À l’heure où les chiens marchent sur leurs langues (il fait une telle chaleur qu’elles pendent jusqu’au sol), et où l’ennui de vivre chez les grands romantiques atteint son paroxysme (au-delà de 32 degrés Celsius, leurs cerveaux se noient dans la sueur), le théâtre Silvain ouvre ses flancs résineux au public venu voir, pour cette nouvelle édition du Jazz des Cinq Continents, le Benjamin Lackner Quartet et Dianne Reeves. En faction sur les hauteurs, dominant ce trou de verdure, les hôtels particuliers, villas et petits immeubles s’attendent à écouter, placides, le concert à venir. Le ciel est encore bleu, et sur sa toile, les avions dévalent à intervalles réguliers vers Marignane. Ça sent la sudation sèche, le frais, les sable, la résine et le miel du parfum de Gina. Le public est bien différent de celui que l’on croise au Molotov. Par contre, c’est bien l’équipe de cette salle qui tient la buvette. Avec Gina, on tique sur les cordons qui retiennent nos accréditations, car il y a marqué [censuré] dessus. [Censuré], toujours dix wagons de retards, on se marre. Jingle Jazz. Le directeur artistique du festival vient saluer l’audience, présente le programme. Tandis que les oranges du crépuscule commencent à s’installer, les musiciens du Benjamin Lackner Quartet font de même. Musique.

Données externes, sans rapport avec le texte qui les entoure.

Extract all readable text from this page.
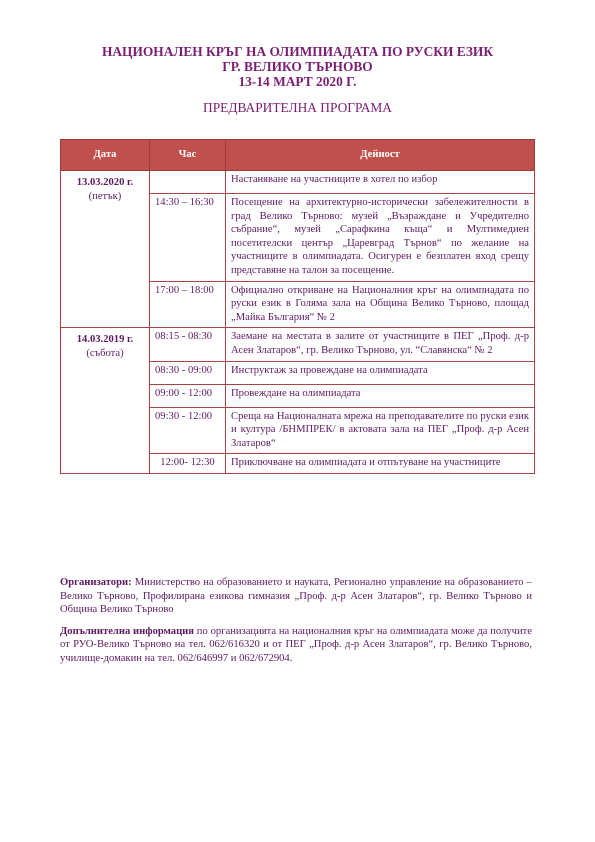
НАЦИОНАЛЕН КРЪГ НА ОЛИМПИАДАТА ПО РУСКИ ЕЗИК
ГР. ВЕЛИКО ТЪРНОВО
13-14 МАРТ 2020 Г.
ПРЕДВАРИТЕЛНА ПРОГРАМА
Дата	Час	Дейност

13.03.2020 г.
(петък)		Настаняване на участниците в хотел по избор
	14:30 – 16:30	Посещение на архитектурно-исторически забележителности в град Велико Търново: музей „Възраждане и Учредително събрание“, музей „Сарафкина къща“ и Мултимедиен посетителски център „Царевград Търнов“ по желание на участниците в олимпиадата. Осигурен е безплатен вход срещу представяне на талон за посещение.
	17:00 – 18:00	Официално откриване на Националния кръг на олимпиадата по руски език в Голяма зала на Община Велико Търново, площад „Майка България“ № 2

14.03.2019 г.
(събота)	08:15 - 08:30	Заемане на местата в залите от участниците в ПЕГ „Проф. д-р Асен Златаров“, гр. Велико Търново, ул. “Славянска“ № 2
	08:30 - 09:00	Инструктаж за провеждане на олимпиадата
	09:00 - 12:00	Провеждане на олимпиадата
	09:30 - 12:00	Среща на Националната мрежа на преподавателите по руски език и култура /БНМПРЕК/ в актовата зала на ПЕГ „Проф. д-р Асен Златаров“
	12:00- 12:30	Приключване на олимпиадата и отпътуване на участниците

Организатори: Министерство на образованието и науката, Регионално управление на образованието – Велико Търново, Профилирана езикова гимназия „Проф. д-р Асен Златаров“, гр. Велико Търново и Община Велико Търново

Допълнителна информация по организацията на националния кръг на олимпиадата може да получите от РУО-Велико Търново на тел. 062/616320 и от ПЕГ „Проф. д-р Асен Златаров“, гр. Велико Търново, училище-домакин на тел. 062/646997 и 062/672904.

Déniché par les flaireurs des Editions de la Musique Contemporaine, label allemand aux visions depuis longtemps prophétiques, l’échine cassée sur son clavier, monsieur Lackner fait sortir des notes galactiques de son piano à queue. Parfois espacées, parfois en pluies de météores. Le bourdonnement des vols long courrier au-dessus de nous vient s’intercaler entre les touches, revenant toujours, comme un tamboura, soutenir la mélodie plutôt que la couvrir. Elle trace des coups de pinceaux qui ne sont pas sans évoquer des paysages de Californie ou de Sud-Ouest de la France. C’est bien simple, le saxophoniste Maciej Obara invoque et fait sortir du sol de longues avenues bordées de palmiers, le bassiste Jérôme Regard pose sur la ligne d’horizon des cumulus d’une blancheur douillette. Au volant de la Ferrari rouge décapotable d’Out Run, une blonde cheveux au vent sur le siège passager, le moteur ronronne, doux, et réglé au micro poil. C’est la batterie de Manu Katché, qui rebondit sur les cordes de la contrebasse avec une souplesse depuis longtemps légendaire. Il joue d’une manière si feutré, avec le doigté presque aquatique d’un filet d’eau tombant sur des galets, qu’on a du mal à se rendre compte du haut degré de maitrise nécessaire pour produire un art aussi subtil, dont les autres musiciens se révèlent tout aussi nobles artisans. C’est un véritable cliché que j’écris ici, mais tout à l’air de couler si facilement, qu’on en oublie la mécanique et les rouages mis en action pour faire tourner cette incroyable machine que l’on appelle la musique. Dans le cas de Katché ses membres sont des murènes : ils surgissent vite, mordent juste, reviennent repartent, flottent, volent dans l’eau de mer, dans le monde du silence. C’est peut-être le plus incroyable, cette capacité à jouer silencieusement de la batterie qu’il détient. Une personne dans le public fait un malaise. Pompier. Evacuation. Probablement dégoutée par l’élégance si inouïe de ces individus qui n’ont rien d’autres à penser que la Musique, qui la font, qui la vivent, qui en vivent. Sacrés veinards qui avez ça dans le sang, aurait dit mon père. Mon père…. Manu Katché, un jour, avec Marcus Miller, l’a décoré de l’ordre de chevalier des arts et lettres. Il était encore en vie.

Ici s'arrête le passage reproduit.